Das stimmt. Allerdings darf das Kindergeld nicht allein betrachtet werden. Es muss eine Gesamtbetrachtung unter Einbezug des im Wechselmodell dennoch zu zahlenden Unterhalts erfolgen. Dann relativiert sich die Sicht.

An sich müssten im Wechselmodell nämlich wechselseitig Barunterhaltszahlungen erbracht werden. Praktischer Weise werden diese Beträge in der Regel miteinander verrechnet. Im Ergebnis dessen zahlt dann nur der Elternteil mit dem höheren Einkommen an den geringer verdienenden Elternteil den rechnerisch übersteigenden Unterhaltsbetrag. So leistet ein Elternteil trotz Wechselmodell dennoch Unterhalt an den anderen Elternteil. Wer damit intern mehr Barunterhalt leistet, dem muss nach der Rechtsprechung dann aber auch in höherem Maße der auf den Barunterhalt entfallende Anteil des Kindergelds zugutekommen.

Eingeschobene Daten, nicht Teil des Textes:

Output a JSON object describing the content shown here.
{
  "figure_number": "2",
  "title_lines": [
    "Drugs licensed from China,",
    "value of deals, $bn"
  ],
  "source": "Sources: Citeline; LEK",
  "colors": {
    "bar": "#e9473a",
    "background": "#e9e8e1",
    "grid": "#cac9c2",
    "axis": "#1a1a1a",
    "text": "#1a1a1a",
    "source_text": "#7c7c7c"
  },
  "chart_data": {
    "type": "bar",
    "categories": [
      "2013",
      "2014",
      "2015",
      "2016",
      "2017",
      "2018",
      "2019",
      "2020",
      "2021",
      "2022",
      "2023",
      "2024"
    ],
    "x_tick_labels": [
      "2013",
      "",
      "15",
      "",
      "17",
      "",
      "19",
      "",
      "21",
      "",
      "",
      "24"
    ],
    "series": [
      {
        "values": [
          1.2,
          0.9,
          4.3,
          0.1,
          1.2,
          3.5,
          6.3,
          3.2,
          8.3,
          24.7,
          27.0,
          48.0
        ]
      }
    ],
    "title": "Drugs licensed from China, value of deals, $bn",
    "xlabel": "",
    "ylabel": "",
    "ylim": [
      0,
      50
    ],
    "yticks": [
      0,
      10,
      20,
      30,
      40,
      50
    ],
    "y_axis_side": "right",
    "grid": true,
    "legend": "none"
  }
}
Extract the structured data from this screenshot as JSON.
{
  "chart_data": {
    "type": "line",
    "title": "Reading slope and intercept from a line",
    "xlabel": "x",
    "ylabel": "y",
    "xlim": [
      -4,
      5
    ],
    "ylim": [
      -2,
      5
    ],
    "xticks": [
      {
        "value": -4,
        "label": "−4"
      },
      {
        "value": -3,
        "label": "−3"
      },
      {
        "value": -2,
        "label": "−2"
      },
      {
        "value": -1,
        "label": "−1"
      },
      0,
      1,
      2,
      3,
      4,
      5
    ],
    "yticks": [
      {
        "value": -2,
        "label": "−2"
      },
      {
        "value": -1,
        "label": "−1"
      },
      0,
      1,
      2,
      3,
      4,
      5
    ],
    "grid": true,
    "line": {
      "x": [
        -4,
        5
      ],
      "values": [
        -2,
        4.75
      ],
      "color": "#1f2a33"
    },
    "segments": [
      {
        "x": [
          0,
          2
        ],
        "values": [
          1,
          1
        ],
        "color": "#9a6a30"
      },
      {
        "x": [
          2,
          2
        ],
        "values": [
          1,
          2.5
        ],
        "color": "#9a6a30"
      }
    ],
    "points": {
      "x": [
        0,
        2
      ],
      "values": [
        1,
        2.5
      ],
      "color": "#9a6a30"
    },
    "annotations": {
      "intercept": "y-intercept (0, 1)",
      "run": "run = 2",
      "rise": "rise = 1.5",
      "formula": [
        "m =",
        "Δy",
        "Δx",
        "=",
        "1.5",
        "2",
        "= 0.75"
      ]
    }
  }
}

Verständlicher wird diese Sicht, vergleicht man die Situation mit der beim Residenzmodell. Wie oben gilt auch hier, dass ½ des Kindergeldes auf die Betreuungsleistung entfällt und ½ des Kindergeldes auf die Barunterhaltsleistung. Wohnt ein Kind bei einem Elternteil, betreut dieser Elternteil das Kind überwiegend und erhält dafür das Kindergeld für die Betreuungsleistung zu ½. Der andere Elternteil hat ein Umgangsrecht und betreut das Kind damit nicht überwiegend allein. Dieser Elternteil erbringt seinen Unterhalt für das Kind ausschließlich durch Zahlung des Kindesunterhalts. Diesem Elternteil wird vom sich nach der Düsseldorfer Tabelle ergebenden Unterhaltsbetrag deshalb die andere Hälfte des Kindergeldes komplett gutgeschrieben.